The Resort at Pelican Hill has appointed Hayato Nogaki as director of food and beverage, overseeing all restaurant, in-room dining and banquet food and beverage operations for the 504-acre coastal destination.
“Hayato’s 15 years of experience in luxury hospitality will provide strong direction and operational accountability, as we deliver indelible memories to guests from near and far,” said Pelican Hill Managing Director Tom Donovan. “We shape memorable experiences by anticipating the expectations and personal preferences of each guest around our resort tables in the same way we warmly welcome friends and family into our own homes.”

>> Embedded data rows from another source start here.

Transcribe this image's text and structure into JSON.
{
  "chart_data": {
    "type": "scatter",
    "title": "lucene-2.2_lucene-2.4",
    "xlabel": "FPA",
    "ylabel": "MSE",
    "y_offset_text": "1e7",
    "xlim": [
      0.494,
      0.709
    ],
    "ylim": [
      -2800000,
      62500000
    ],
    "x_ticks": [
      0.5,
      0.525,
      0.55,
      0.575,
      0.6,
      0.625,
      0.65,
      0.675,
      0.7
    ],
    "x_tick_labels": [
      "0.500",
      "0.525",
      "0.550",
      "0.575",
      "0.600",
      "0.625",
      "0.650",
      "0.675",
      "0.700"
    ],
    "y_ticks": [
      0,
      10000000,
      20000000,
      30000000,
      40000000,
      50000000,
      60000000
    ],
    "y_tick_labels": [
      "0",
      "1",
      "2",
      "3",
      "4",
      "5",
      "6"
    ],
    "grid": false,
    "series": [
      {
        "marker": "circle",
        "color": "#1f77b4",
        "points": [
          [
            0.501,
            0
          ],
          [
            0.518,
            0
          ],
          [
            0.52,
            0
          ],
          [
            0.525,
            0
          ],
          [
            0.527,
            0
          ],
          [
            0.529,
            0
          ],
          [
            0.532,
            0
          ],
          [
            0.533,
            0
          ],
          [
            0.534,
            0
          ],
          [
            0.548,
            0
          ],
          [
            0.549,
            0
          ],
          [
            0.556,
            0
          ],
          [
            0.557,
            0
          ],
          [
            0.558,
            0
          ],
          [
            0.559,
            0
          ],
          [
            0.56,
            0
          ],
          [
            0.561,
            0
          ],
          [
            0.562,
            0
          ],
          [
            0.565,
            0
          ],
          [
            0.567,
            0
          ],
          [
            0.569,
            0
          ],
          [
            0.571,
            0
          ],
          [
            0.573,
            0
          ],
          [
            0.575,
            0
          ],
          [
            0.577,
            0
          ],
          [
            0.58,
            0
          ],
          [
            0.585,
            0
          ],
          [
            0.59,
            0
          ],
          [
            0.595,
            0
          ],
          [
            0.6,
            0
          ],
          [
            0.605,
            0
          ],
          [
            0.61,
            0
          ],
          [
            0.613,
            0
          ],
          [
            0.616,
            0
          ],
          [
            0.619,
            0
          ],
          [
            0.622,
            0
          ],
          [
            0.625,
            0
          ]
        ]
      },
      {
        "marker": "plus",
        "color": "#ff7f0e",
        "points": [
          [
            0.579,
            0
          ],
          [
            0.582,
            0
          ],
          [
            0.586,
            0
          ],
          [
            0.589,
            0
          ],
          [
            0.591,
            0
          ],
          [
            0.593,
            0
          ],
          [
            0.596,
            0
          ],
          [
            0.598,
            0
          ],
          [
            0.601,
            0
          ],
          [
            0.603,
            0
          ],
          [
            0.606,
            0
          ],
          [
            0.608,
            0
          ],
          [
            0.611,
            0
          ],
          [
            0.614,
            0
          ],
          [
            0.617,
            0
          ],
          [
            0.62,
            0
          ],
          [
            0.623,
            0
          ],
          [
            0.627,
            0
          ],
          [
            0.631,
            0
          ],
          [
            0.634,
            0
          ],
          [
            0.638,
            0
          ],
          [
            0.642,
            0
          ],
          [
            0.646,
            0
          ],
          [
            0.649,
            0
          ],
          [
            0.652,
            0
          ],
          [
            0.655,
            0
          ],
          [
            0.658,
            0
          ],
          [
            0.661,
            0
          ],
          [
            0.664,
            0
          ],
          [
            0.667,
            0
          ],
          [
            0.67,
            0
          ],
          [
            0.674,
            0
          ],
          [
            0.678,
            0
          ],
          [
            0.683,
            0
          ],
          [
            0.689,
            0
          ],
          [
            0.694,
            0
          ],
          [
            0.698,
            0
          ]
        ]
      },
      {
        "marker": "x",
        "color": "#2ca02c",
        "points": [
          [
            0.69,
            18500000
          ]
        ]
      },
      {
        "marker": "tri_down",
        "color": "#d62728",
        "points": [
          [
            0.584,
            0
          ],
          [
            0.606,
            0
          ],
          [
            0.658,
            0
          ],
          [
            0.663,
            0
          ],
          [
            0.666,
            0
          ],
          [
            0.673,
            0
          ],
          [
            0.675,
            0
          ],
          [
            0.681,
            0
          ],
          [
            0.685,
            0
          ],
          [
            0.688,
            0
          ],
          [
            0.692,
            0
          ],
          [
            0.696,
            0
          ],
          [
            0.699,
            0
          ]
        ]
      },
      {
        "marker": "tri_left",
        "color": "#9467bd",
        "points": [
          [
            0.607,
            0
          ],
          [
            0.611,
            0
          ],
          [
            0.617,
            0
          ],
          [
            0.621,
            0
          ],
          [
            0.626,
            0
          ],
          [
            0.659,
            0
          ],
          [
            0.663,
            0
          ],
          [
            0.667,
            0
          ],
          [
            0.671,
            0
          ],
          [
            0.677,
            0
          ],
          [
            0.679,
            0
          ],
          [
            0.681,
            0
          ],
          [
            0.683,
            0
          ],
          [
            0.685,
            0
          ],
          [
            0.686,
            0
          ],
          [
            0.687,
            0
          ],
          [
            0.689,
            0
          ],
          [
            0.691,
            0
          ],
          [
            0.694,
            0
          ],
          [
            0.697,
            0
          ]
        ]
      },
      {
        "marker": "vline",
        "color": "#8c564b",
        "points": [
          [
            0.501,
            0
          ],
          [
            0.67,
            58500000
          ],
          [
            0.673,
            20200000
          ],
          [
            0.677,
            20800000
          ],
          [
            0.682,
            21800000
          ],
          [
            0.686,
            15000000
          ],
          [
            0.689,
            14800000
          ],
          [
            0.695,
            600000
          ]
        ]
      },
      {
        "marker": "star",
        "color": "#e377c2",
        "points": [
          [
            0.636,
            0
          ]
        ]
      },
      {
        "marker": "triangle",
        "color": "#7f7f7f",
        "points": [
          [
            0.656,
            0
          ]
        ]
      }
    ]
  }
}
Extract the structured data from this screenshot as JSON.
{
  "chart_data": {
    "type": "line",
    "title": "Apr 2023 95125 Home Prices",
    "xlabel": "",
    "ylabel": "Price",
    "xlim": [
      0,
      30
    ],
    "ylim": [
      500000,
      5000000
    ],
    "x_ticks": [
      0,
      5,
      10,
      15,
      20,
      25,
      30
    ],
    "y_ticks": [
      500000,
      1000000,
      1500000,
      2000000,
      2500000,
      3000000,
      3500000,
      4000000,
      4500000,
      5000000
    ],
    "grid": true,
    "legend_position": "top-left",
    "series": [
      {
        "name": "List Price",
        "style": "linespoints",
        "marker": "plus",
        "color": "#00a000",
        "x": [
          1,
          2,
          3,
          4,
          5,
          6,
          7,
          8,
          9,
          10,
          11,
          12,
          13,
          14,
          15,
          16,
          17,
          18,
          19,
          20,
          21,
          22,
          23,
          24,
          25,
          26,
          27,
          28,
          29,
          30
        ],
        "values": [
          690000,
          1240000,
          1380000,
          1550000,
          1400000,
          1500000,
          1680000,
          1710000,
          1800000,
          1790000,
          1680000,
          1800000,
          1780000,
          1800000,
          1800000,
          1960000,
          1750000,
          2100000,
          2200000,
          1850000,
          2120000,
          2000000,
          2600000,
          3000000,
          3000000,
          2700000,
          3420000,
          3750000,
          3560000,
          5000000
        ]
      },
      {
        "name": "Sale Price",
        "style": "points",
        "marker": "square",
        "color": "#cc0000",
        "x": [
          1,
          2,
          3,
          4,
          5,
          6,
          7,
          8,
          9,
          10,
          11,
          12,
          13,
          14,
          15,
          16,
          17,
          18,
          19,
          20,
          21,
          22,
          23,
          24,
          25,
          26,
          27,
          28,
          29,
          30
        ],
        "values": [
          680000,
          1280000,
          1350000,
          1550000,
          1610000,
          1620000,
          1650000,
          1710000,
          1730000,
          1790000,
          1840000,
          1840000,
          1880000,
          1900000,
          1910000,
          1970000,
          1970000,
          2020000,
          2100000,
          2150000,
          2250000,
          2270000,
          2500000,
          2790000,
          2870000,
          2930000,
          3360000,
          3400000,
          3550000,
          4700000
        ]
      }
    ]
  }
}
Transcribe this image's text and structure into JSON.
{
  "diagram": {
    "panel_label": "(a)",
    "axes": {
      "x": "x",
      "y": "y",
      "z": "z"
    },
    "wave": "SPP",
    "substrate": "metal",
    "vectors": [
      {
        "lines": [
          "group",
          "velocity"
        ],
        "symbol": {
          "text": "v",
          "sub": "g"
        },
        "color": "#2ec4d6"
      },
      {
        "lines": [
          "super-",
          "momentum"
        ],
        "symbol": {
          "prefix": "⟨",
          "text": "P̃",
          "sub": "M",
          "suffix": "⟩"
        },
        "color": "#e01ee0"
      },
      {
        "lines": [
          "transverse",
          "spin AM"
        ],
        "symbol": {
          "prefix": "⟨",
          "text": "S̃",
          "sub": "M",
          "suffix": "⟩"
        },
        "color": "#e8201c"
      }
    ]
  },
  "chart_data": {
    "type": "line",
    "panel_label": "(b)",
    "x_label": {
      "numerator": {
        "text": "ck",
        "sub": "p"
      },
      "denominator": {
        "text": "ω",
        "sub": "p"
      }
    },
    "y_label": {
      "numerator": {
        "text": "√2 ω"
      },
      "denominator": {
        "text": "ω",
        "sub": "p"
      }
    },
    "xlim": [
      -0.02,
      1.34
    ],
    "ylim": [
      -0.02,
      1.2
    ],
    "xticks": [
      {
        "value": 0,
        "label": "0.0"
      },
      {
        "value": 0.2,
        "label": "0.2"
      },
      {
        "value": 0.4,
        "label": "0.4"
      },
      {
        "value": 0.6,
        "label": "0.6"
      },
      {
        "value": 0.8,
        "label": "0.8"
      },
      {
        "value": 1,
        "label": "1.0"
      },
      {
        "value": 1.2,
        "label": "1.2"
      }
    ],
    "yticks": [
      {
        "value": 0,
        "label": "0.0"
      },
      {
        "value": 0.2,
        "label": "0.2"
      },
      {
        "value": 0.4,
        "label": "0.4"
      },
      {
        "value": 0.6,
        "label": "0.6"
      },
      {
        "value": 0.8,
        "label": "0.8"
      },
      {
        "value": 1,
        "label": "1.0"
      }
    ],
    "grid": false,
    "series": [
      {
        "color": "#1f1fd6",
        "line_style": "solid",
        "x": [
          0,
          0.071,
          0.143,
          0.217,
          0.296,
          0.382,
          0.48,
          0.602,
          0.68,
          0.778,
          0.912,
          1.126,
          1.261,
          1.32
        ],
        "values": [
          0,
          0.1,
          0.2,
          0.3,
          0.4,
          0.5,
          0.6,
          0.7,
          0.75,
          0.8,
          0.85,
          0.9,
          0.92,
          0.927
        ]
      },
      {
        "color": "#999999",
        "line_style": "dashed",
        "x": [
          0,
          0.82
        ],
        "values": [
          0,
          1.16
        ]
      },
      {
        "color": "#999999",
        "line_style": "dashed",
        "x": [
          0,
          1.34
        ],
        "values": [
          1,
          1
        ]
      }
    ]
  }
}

Nogaki will guide Five-Star service delivery to the world’s most discerning travelers and local guests throughout Pelican Hill’s ocean-view restaurants, cafes, lounges and event venues, as well as 24-hour in-room dining. He will also lead operations for the luxury resort’s popular entertainment and dining programs, including live music and holiday ballroom brunches.
Nogaki joined Pelican Hill from Salamander Hotels & Resorts, most recently serving as resort manager for Henderson Beach Resort in Destin, Florida, and previously as corporate director of food and beverage, as well as Henderson Beach Resort’s opening food and beverage operations director.
Before that, he directed food and beverage for several luxury destinations, including California’s Carmel Valley Ranch, South Carolina’s The Sanctuary at Kiawah Island Golf Resort and Florida’s Innisbrook Resort, where he later was director of operations and resort manager.